Preliminary data suggested that the triple-dose series was 80% effective in preventing symptomatic COVID-19, but they were only calculated by the end of April among study participants. Warned that it is based on 10 cases. The rules of investigation state that at least 21 cases are required to formally determine validity, and Pfizer has promised to update as more data becomes available.
The two companies have already submitted data to the FDA on the first two doses, and BioNTech CEO Dr. Ugur Sahin said the final third-shot data will be submitted this week.
“This study suggests that a carefully selected low-dose 3 microgram vaccine based on tolerability data provides infants with a high level of protection against recent COVID-19 strains.” He said in a statement.
What’s next? Dr. Peter Markes, FDA’s Vaccine Officer, has promised authorities to “act quickly without sacrificing standards” when assessing total doses from both Pfizer and Moderna.
Authorities set a tentative date next month for scientific advisors to publicly discuss each company’s data.
Modena aims to vaccinate small children first. It submitted data to the FDA, saying that Tot will develop antibodies that fight high levels of the virus after two injections, including one-quarter of the dose given to adults. A Moderna study found that efficacy against symptomatic COVID-19 was 40% to 50% during omicon surge, as in adults who received only two vaccines.
Complicating Moderna’s progress is that the FDA has so far only allowed the vaccine to be used by adults.
The FDA is expected to review Moderna’s data on both the youngest age group and studies on teenage and elementary school children.
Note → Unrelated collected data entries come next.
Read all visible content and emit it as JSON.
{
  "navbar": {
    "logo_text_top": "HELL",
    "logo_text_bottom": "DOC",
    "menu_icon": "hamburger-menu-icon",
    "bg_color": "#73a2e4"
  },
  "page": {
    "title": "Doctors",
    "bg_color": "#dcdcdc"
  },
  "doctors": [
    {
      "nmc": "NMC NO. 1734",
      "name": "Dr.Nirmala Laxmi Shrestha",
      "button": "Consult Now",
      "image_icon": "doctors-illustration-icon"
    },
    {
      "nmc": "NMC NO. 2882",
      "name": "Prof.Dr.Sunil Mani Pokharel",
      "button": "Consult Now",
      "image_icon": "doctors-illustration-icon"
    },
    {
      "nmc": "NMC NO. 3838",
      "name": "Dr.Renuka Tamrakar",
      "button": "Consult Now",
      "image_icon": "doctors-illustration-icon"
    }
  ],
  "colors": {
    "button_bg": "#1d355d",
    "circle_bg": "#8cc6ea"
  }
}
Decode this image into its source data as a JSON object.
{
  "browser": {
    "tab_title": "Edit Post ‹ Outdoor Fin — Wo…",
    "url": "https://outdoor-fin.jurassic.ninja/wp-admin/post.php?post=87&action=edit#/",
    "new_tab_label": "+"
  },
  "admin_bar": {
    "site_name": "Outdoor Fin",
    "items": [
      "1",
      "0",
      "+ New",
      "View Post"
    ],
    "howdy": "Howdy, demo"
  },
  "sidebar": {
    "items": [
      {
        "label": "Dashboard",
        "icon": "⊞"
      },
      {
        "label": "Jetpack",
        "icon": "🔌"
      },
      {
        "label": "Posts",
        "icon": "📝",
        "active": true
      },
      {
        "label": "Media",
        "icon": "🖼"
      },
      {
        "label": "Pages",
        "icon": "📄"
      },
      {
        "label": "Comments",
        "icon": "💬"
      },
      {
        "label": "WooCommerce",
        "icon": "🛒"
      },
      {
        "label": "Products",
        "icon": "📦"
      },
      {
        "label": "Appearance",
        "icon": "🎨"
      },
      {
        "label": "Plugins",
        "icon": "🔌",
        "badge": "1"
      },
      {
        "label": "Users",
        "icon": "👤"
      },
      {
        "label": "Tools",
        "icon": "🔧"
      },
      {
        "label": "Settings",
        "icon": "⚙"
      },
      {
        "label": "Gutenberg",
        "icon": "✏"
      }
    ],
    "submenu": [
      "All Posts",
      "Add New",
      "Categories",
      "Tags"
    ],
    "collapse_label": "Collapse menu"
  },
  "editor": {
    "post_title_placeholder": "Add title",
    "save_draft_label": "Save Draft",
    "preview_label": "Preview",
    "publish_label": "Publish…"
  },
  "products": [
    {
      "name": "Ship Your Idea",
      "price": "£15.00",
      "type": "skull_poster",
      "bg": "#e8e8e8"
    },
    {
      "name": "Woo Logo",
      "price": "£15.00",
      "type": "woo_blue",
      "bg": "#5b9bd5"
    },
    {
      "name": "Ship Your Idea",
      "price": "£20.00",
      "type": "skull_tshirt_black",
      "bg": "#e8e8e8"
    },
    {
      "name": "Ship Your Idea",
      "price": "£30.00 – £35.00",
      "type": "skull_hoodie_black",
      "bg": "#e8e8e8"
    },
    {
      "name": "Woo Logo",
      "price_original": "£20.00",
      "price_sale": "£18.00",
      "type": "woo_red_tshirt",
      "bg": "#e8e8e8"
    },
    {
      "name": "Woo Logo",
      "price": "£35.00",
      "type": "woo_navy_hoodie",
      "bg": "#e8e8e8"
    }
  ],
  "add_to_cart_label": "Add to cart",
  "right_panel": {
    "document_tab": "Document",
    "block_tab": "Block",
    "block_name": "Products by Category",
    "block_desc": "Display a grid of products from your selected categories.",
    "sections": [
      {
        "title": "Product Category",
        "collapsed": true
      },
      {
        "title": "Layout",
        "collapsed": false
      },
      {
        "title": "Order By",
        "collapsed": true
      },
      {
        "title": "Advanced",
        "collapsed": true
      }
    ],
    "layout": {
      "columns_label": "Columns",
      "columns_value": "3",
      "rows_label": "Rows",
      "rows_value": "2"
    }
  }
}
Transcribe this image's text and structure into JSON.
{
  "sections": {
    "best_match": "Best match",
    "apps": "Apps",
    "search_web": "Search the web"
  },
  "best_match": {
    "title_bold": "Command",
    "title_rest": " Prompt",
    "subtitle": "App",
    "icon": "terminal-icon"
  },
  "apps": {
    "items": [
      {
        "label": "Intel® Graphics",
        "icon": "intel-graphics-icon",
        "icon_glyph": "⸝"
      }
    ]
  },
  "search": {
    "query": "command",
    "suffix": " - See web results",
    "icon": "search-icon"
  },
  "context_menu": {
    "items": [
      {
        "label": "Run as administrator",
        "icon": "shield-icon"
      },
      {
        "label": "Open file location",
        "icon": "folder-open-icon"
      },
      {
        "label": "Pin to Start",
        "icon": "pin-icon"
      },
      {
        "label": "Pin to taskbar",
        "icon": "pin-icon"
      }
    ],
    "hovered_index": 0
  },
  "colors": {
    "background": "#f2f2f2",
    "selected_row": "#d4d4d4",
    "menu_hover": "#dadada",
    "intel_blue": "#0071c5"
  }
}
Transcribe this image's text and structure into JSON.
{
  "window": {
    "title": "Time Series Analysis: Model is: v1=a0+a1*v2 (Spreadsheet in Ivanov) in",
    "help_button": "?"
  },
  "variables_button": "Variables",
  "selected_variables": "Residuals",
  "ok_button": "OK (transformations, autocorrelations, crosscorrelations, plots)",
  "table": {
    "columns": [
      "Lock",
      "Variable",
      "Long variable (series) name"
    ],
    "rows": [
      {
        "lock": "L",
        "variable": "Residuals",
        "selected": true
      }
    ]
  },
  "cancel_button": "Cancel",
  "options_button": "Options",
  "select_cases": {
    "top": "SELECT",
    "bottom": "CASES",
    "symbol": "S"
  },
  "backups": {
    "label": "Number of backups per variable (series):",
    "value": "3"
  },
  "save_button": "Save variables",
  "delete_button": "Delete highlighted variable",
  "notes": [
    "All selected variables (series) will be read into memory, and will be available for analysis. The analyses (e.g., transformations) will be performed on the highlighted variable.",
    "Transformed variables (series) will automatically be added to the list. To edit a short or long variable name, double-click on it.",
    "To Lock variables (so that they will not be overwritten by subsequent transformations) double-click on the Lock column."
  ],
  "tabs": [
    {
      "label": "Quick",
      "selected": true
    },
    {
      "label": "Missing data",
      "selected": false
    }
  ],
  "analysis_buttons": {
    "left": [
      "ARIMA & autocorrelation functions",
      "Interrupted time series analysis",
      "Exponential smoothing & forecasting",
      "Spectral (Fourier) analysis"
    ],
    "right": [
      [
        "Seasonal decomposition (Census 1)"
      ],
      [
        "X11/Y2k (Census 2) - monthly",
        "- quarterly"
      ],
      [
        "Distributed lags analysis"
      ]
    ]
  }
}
Other countries have already extended Moderna’s shots to children up to the age of six.
COVID-19 is generally not as dangerous to young people as adults, but some children can become seriously ill or even die. And the Omicron variant was particularly devastating to children, with children under the age of five being hospitalized at a higher rate than at the peak of previous delta surges.
It is not clear how much demand is needed to vaccinate the youngest children. Pfizer shots aged 5 to 11 years began in November, but only about 30% of that age group received the first two doses recommended. Last week, US health officials said that for best protection against the latest coronavirus variants, elementary school students need to get booster shots that everyone over the age of 12 should receive.